A SMALLER 32nm CHIP DEVELOPED BY INTEL


Intel on Wednesday said it finished development work on manufacturing technology that will allow it to produce chips with circuitry just 32-nanometers in size, a billionth of a meter, by the fourth quarter of next year.
The new production technology will enable the company to lower costs and power consumption in chips, while adding more speed and functionality. In general, microprocessing speeds are directly related to the number of transistors on a chip, and the smaller the transistor, the more can be packed together on a single chip die. Smaller production technology lowers costs by enabling companies to increase output.
The development also means Intel will for the fourth consecutive time match its "tick-tock" strategy, a target to introduce an entirely new microprocessor architecture alternating with new production technology roughly every twelve months.
At a technical conference later this month, Intel engineers plan to detail how they will transition from the current crop of 45-nanometer processors to chips that are built on a new 32-nm manufacturing process. Intel is developing this new line of processors under the code name “Westmere,” and Intel plans to bring the first of these 32-nm microprocessors to the market in late 2009. At the same conference, IBM and Taiwan Semiconductor Manufacturing also plan to detail their efforts at developing and manufacturing 32- and 22-nm processors.

Stumble Upon Toolbar

2 comments:

Kev said...

One of these days (soon), Intel will come up with a nanochip so small that you can't see it with your naked eye - and that would make the size of a full-specs computers would shrink so much that you could put it in your shirt pocket like a card wallet.
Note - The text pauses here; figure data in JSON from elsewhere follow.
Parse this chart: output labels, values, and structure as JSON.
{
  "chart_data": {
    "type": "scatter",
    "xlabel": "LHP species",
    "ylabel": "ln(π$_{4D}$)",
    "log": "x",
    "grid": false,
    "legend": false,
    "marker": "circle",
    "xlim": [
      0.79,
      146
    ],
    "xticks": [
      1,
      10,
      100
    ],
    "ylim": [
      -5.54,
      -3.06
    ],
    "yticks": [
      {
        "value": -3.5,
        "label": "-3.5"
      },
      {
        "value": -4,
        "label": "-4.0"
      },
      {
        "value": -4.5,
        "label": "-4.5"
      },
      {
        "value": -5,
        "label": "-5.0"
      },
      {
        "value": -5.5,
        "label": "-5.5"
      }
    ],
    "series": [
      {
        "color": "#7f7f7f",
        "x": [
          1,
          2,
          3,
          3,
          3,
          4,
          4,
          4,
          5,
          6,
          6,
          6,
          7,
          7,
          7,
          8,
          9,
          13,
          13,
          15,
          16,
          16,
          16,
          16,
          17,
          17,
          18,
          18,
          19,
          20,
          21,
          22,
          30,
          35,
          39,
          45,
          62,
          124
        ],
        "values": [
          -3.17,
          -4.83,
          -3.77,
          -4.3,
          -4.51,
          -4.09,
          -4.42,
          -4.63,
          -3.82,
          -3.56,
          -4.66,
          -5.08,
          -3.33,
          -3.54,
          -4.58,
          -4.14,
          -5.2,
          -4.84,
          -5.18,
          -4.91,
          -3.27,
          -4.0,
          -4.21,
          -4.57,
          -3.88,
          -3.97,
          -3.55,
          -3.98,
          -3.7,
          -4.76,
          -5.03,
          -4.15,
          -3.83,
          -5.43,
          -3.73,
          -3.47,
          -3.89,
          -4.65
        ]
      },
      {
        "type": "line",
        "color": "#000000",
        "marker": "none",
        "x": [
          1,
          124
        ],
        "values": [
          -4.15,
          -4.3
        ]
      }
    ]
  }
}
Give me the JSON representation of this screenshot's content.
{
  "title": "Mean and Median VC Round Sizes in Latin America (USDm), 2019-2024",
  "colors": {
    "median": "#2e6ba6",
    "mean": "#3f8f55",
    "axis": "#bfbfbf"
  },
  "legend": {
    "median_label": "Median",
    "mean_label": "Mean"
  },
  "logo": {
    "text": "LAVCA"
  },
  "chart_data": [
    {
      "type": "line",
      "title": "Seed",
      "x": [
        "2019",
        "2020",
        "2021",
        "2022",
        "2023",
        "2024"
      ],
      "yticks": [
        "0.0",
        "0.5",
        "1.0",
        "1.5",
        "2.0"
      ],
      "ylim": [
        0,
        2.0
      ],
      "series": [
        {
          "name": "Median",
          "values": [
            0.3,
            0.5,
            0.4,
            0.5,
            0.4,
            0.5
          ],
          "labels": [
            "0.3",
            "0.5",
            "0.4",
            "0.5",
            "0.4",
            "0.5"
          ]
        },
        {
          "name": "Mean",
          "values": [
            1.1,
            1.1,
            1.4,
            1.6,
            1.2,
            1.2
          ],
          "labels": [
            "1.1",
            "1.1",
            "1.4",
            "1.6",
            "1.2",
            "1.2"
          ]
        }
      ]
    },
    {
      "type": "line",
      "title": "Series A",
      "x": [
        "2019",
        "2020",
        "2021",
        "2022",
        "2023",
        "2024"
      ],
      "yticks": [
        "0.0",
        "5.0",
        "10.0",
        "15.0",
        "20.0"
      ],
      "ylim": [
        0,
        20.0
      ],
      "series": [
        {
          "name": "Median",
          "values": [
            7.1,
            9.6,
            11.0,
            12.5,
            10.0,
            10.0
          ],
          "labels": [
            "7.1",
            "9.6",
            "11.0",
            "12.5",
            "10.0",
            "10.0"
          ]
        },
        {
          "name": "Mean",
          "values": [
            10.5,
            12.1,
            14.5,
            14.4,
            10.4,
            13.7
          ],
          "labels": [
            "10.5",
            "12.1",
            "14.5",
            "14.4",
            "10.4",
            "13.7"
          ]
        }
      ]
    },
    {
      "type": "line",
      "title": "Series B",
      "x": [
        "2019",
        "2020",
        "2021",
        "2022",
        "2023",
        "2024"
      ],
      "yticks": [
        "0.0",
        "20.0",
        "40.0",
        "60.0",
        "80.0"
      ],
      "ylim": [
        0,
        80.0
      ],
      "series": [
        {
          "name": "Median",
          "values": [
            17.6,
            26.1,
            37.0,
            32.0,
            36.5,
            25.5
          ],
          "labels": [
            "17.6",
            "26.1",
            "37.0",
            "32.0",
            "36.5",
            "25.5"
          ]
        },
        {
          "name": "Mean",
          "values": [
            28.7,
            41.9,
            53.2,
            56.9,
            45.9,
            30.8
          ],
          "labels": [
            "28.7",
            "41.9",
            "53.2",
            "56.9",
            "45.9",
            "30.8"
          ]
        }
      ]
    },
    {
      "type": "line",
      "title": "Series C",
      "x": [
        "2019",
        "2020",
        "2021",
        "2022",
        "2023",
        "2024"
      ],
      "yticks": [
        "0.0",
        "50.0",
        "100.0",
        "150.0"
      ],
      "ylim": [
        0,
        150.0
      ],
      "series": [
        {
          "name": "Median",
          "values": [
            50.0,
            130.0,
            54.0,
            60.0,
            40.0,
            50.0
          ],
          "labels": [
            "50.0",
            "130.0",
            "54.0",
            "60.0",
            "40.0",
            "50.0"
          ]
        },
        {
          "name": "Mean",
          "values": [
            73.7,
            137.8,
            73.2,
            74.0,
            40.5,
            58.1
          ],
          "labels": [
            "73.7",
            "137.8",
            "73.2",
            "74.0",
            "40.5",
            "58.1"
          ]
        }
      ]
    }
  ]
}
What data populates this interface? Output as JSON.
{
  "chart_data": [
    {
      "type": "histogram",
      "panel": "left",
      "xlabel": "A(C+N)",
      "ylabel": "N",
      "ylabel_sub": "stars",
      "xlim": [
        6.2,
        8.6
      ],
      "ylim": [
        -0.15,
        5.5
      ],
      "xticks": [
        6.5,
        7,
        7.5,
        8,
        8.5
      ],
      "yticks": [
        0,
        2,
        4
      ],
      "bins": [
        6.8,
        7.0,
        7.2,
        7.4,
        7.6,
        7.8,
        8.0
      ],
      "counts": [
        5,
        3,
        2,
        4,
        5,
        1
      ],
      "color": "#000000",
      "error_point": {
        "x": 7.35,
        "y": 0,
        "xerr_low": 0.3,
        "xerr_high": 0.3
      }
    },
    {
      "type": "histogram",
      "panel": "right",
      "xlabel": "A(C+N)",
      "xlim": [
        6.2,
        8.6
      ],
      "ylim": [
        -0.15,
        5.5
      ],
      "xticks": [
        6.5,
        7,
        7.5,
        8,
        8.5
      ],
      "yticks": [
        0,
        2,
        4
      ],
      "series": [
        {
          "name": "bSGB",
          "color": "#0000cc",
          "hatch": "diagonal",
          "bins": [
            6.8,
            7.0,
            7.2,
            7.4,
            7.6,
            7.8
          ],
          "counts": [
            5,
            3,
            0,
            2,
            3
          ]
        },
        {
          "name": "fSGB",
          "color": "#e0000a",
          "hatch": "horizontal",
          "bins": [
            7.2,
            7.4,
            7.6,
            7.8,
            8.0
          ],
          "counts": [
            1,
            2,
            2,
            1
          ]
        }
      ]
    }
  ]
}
Hmm, i think it's already being built somewhere in the world.

p/s: I never go for Intel chips. My choice has always been AMD since my first computer about 15 years ago... donno why :)

Anonymous said...

intel 32nm will be in transitional phase on 2009, but they are planning on developing 22nm chips.
you're right, that means more compact pc boards.
AMD is also a quality chip, plenty of AMD users here in the philippines.